At the end of my Masters at NEC last year, I wrote a piano piece as a thank-you to Lee Hyla. Lee's music is fairly downtown, but he has something of an affinity for uptown as well, and used to hang out with the Bang on a Can crew -- and he was more than able to coach me in my downtown aspirations. I oh-so-cleverly called the piece "Two Pages for Lee Hyla," and structurally it's a highly repetitive cycle through a set of chords created by simultaneously adding a new pitch while subtracting an old one. The joke is that the cycle of pitches is one of the more tonal-sounding all-combinatorial sets.

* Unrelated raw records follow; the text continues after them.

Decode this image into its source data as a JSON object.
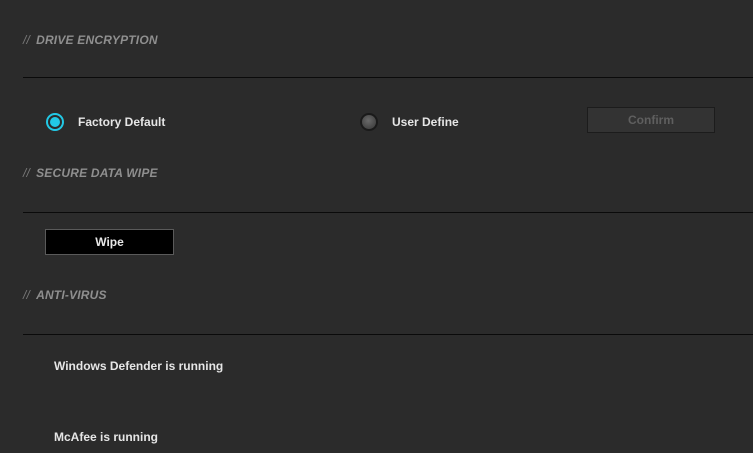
{
  "sections": {
    "drive_encryption": {
      "mark": "//",
      "title": "DRIVE ENCRYPTION",
      "options": [
        {
          "label": "Factory Default",
          "selected": true
        },
        {
          "label": "User Define",
          "selected": false
        }
      ],
      "confirm_label": "Confirm"
    },
    "secure_data_wipe": {
      "mark": "//",
      "title": "SECURE DATA WIPE",
      "wipe_label": "Wipe"
    },
    "anti_virus": {
      "mark": "//",
      "title": "ANTI-VIRUS",
      "items": [
        "Windows Defender is running",
        "McAfee is running"
      ]
    }
  },
  "colors": {
    "accent": "#22c9e6",
    "background": "#2b2b2b",
    "header_text": "#8f8f8f"
  }
}
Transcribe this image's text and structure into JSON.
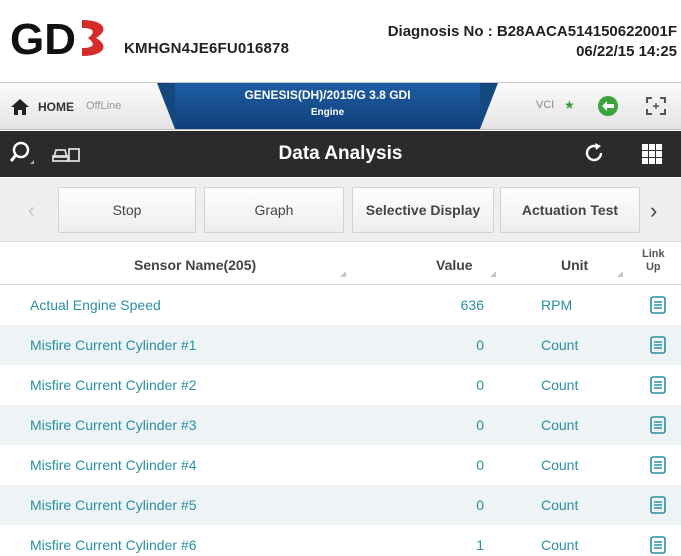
{
  "header": {
    "logo_text": "GDS",
    "vin": "KMHGN4JE6FU016878",
    "diagnosis": "Diagnosis No : B28AACA514150622001F",
    "datetime": "06/22/15 14:25"
  },
  "navbar": {
    "home_label": "HOME",
    "offline_label": "OffLine",
    "vehicle_title": "GENESIS(DH)/2015/G 3.8 GDI",
    "vehicle_system": "Engine",
    "vci_label": "VCI"
  },
  "toolbar": {
    "title": "Data Analysis"
  },
  "buttons": {
    "stop": "Stop",
    "graph": "Graph",
    "selective": "Selective Display",
    "actuation": "Actuation Test"
  },
  "table": {
    "headers": {
      "name": "Sensor Name(205)",
      "value": "Value",
      "unit": "Unit",
      "link_line1": "Link",
      "link_line2": "Up"
    },
    "rows": [
      {
        "name": "Actual Engine Speed",
        "value": "636",
        "unit": "RPM"
      },
      {
        "name": "Misfire Current Cylinder #1",
        "value": "0",
        "unit": "Count"
      },
      {
        "name": "Misfire Current Cylinder #2",
        "value": "0",
        "unit": "Count"
      },
      {
        "name": "Misfire Current Cylinder #3",
        "value": "0",
        "unit": "Count"
      },
      {
        "name": "Misfire Current Cylinder #4",
        "value": "0",
        "unit": "Count"
      },
      {
        "name": "Misfire Current Cylinder #5",
        "value": "0",
        "unit": "Count"
      },
      {
        "name": "Misfire Current Cylinder #6",
        "value": "1",
        "unit": "Count"
      }
    ]
  },
  "colors": {
    "brand_red": "#d62b2b",
    "nav_blue": "#14497f",
    "toolbar_dark": "#2b2b2b",
    "row_text": "#2a8fa3",
    "row_alt": "#eef3f6"
  }
}
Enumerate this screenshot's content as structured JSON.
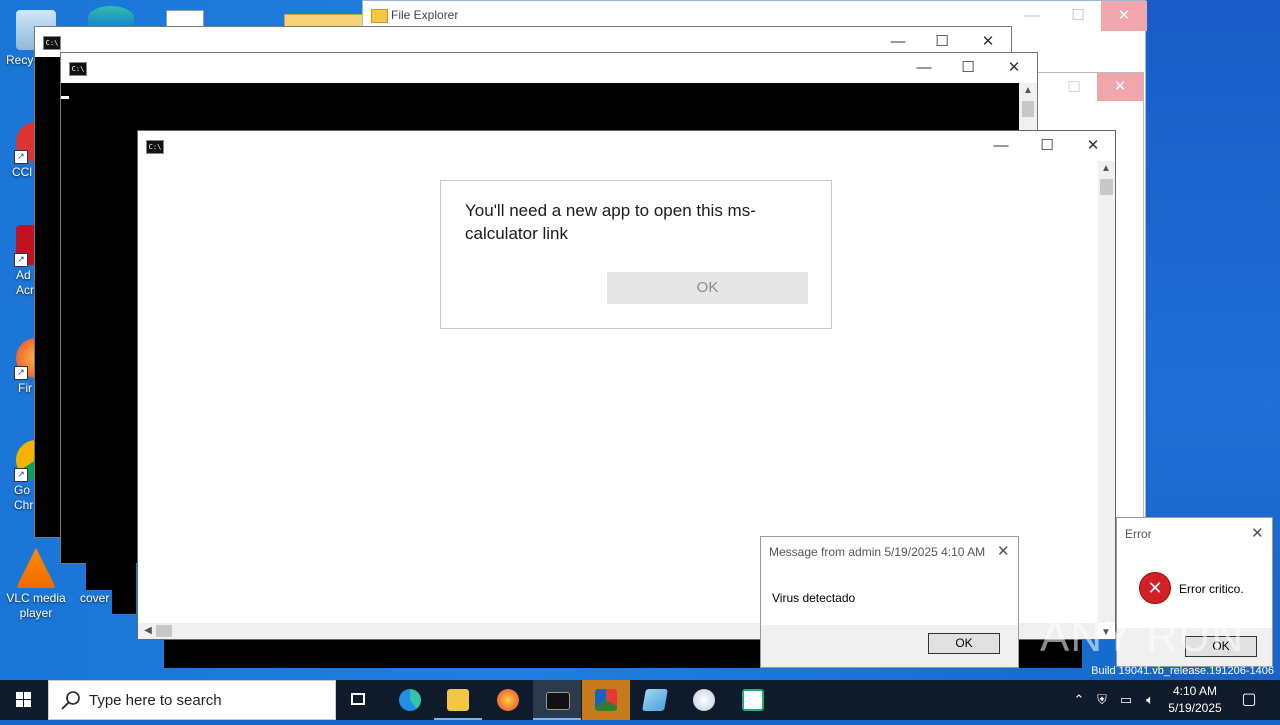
{
  "desktop": {
    "icons": [
      {
        "label": "Recy"
      },
      {
        "label": "CCl"
      },
      {
        "label": "Ad Acr"
      },
      {
        "label": "Fir"
      },
      {
        "label": "Go Chr"
      },
      {
        "label": "VLC media player"
      },
      {
        "label": "cover"
      }
    ]
  },
  "file_explorer": {
    "title": "File Explorer"
  },
  "main_window": {
    "dialog": {
      "message": "You'll need a new app to open this ms-calculator link",
      "ok_label": "OK"
    }
  },
  "message_box": {
    "title": "Message from admin 5/19/2025 4:10 AM",
    "body": "Virus detectado",
    "ok_label": "OK"
  },
  "error_box": {
    "title": "Error",
    "body": "Error critico.",
    "ok_label": "OK"
  },
  "watermark": "ANY RUN",
  "build_text": "Build 19041.vb_release.191206-1406",
  "taskbar": {
    "search_placeholder": "Type here to search",
    "clock_time": "4:10 AM",
    "clock_date": "5/19/2025"
  },
  "colors": {
    "desktop": "#1b75d6",
    "taskbar": "#0f1b2a",
    "error_red": "#d41f26"
  }
}
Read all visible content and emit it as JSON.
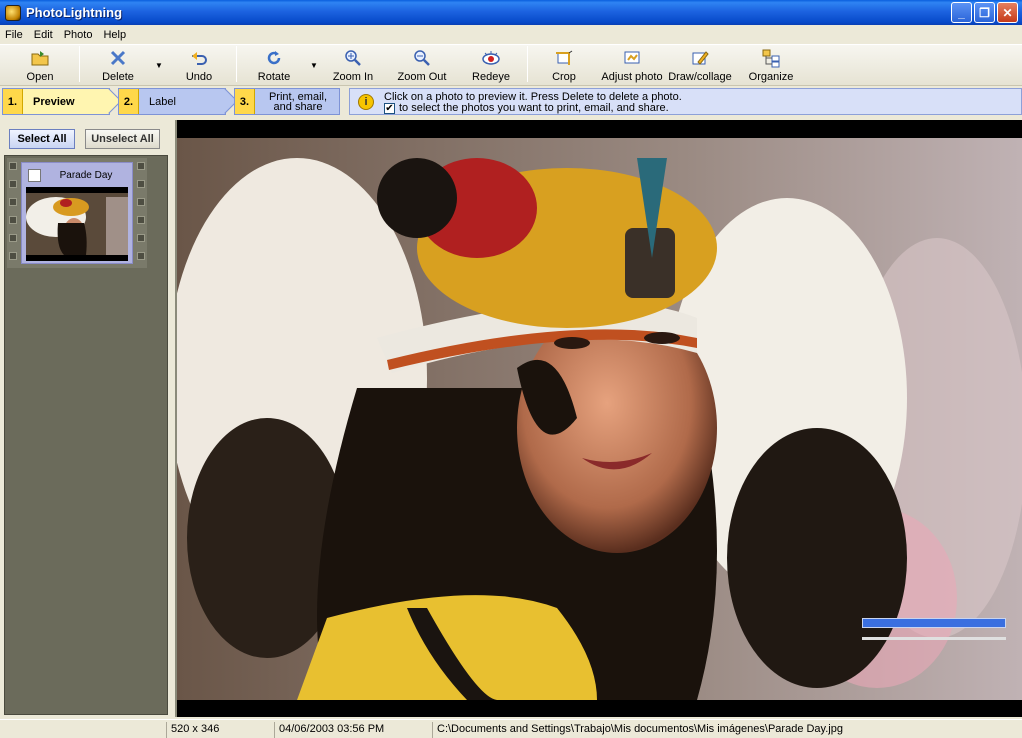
{
  "window": {
    "title": "PhotoLightning"
  },
  "menu": [
    "File",
    "Edit",
    "Photo",
    "Help"
  ],
  "toolbar": {
    "open": "Open",
    "delete": "Delete",
    "undo": "Undo",
    "rotate": "Rotate",
    "zoom_in": "Zoom In",
    "zoom_out": "Zoom Out",
    "redeye": "Redeye",
    "crop": "Crop",
    "adjust": "Adjust photo",
    "draw": "Draw/collage",
    "organize": "Organize"
  },
  "steps": [
    {
      "num": "1.",
      "label": "Preview"
    },
    {
      "num": "2.",
      "label": "Label"
    },
    {
      "num": "3.",
      "line1": "Print, email,",
      "line2": "and share"
    }
  ],
  "info": {
    "line1": "Click on a photo to preview it.  Press Delete to delete a photo.",
    "line2": "to select the photos you want to print, email, and share.",
    "check_mark": "✔"
  },
  "selection": {
    "select_all": "Select All",
    "unselect_all": "Unselect All"
  },
  "thumbnails": [
    {
      "title": "Parade Day"
    }
  ],
  "status": {
    "dimensions": "520 x 346",
    "datetime": "04/06/2003  03:56 PM",
    "path": "C:\\Documents and Settings\\Trabajo\\Mis documentos\\Mis imágenes\\Parade Day.jpg"
  }
}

Of course Tenney's 1983 "Chromatic Cannon" is "The ultimate juxtaposition of opposing elements, it fuses Minimalism with the 12-tone system, starting with a single repeated interval and gradually building it into a tone row." Apparently I lose. Although, in my own defense, I was only 3 or 4 years old in 1983.
posted by Galen H. Brown
8:45 PM
E-mail, We Get E-mail
Dear Sir/ Madam I'm trying to put together a list of contemporary composers who have or would be likely to compose an Oratorio - preferably UK or Europe based. Is that something you can help me with or do you have someone there I might speak to? Thanks Susannah Price Any recommendations?